Sam looked at Ping and said, “Yeah, right.” Then he peered at Cam. “One day we’ll get you and your body back together, I promise. I just can’t promise it will be tonight, but it will happen.”
Mara noticed the street sign as they crossed Southwest Fifth Avenue. They were on Market Street, approaching the park from the west. All she could see were a row of tall leafless trees backlit from some artificial source nestled in a copse of smaller evergreen trees and shrubs.
Doesn’t look like much of a park from this angle
. The light among the trees was reflected in the large glass panes of the modern auditorium beyond.
Voices drew Mara’s attention to the cluster of evergreens. Movement and shadows indicated a crowd of people clustered across the street, hidden in an alcove of some kind. The chanting was clearer now. As they approached Southwest Third, the tempo of the chanting increased, became more urgent. A knot of people spilling into the road across from the auditorium pressed forward, craning to see into the alcove. Light danced on their faces, and they chanted even faster. They had dropped the last phrase, only chanted, “See the light. Shine the light.” Faster and faster. Mara’s heart pounded as if somehow it was in sync with the words, speeding up, feeling the urgency of the crowd.

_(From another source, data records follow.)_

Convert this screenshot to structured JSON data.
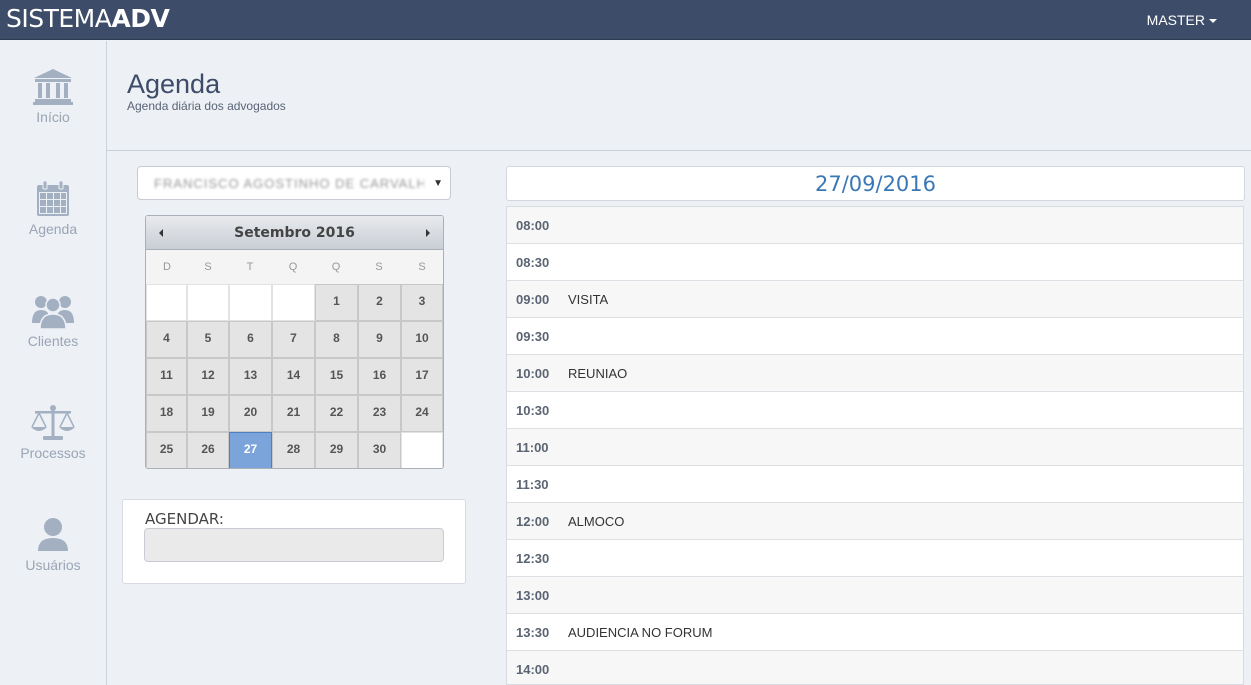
{
  "brand": {
    "light": "SISTEMA",
    "bold": "ADV"
  },
  "user_menu": {
    "label": "MASTER"
  },
  "sidebar": {
    "items": [
      {
        "label": "Início",
        "icon": "bank-icon"
      },
      {
        "label": "Agenda",
        "icon": "calendar-icon"
      },
      {
        "label": "Clientes",
        "icon": "users-icon"
      },
      {
        "label": "Processos",
        "icon": "scales-icon"
      },
      {
        "label": "Usuários",
        "icon": "user-icon"
      }
    ]
  },
  "page": {
    "title": "Agenda",
    "subtitle": "Agenda diária dos advogados"
  },
  "lawyer_select": {
    "value": "FRANCISCO AGOSTINHO DE CARVALHO"
  },
  "calendar": {
    "title": "Setembro 2016",
    "weekdays": [
      "D",
      "S",
      "T",
      "Q",
      "Q",
      "S",
      "S"
    ],
    "selected_day": "27",
    "weeks": [
      [
        "",
        "",
        "",
        "",
        "1",
        "2",
        "3"
      ],
      [
        "4",
        "5",
        "6",
        "7",
        "8",
        "9",
        "10"
      ],
      [
        "11",
        "12",
        "13",
        "14",
        "15",
        "16",
        "17"
      ],
      [
        "18",
        "19",
        "20",
        "21",
        "22",
        "23",
        "24"
      ],
      [
        "25",
        "26",
        "27",
        "28",
        "29",
        "30",
        ""
      ]
    ]
  },
  "agendar": {
    "label": "AGENDAR:",
    "value": ""
  },
  "schedule": {
    "date": "27/09/2016",
    "slots": [
      {
        "time": "08:00",
        "event": ""
      },
      {
        "time": "08:30",
        "event": ""
      },
      {
        "time": "09:00",
        "event": "VISITA"
      },
      {
        "time": "09:30",
        "event": ""
      },
      {
        "time": "10:00",
        "event": "REUNIAO"
      },
      {
        "time": "10:30",
        "event": ""
      },
      {
        "time": "11:00",
        "event": ""
      },
      {
        "time": "11:30",
        "event": ""
      },
      {
        "time": "12:00",
        "event": "ALMOCO"
      },
      {
        "time": "12:30",
        "event": ""
      },
      {
        "time": "13:00",
        "event": ""
      },
      {
        "time": "13:30",
        "event": "AUDIENCIA NO FORUM"
      },
      {
        "time": "14:00",
        "event": ""
      }
    ]
  },
  "colors": {
    "topbar": "#3d4c68",
    "accent": "#3a78b5",
    "selected_day": "#7ba4da",
    "sidebar_icon": "#a3b0c2"
  }
}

She stopped at the crosswalk across from the tiny park and looked at Ping as he caught up to her. “Something is going on over there. I’ll get a closer look. You guys stay here. I don’t think it would be a good idea to take Cam over there.”
“I agree that Sam should remain here to look after Cam, but I would feel better if I accompanied you. You have no idea what you are walking into,” Ping said.
“You think I might need another distraction to deal with the situation?”
Ping shrugged. “You never know.” He turned to Sam, who had a look of disgust on his face.
“You guys expect me and Cam to stand here in front of this dark parking garage until you come back?” Sam asked. Ping opened his mouth to make a case, but Sam waved a dismissive hand in the direction of the park and said, “Go ahead. If you guys aren’t back in ten minutes, we’re leaving without you. Cam knows the way.”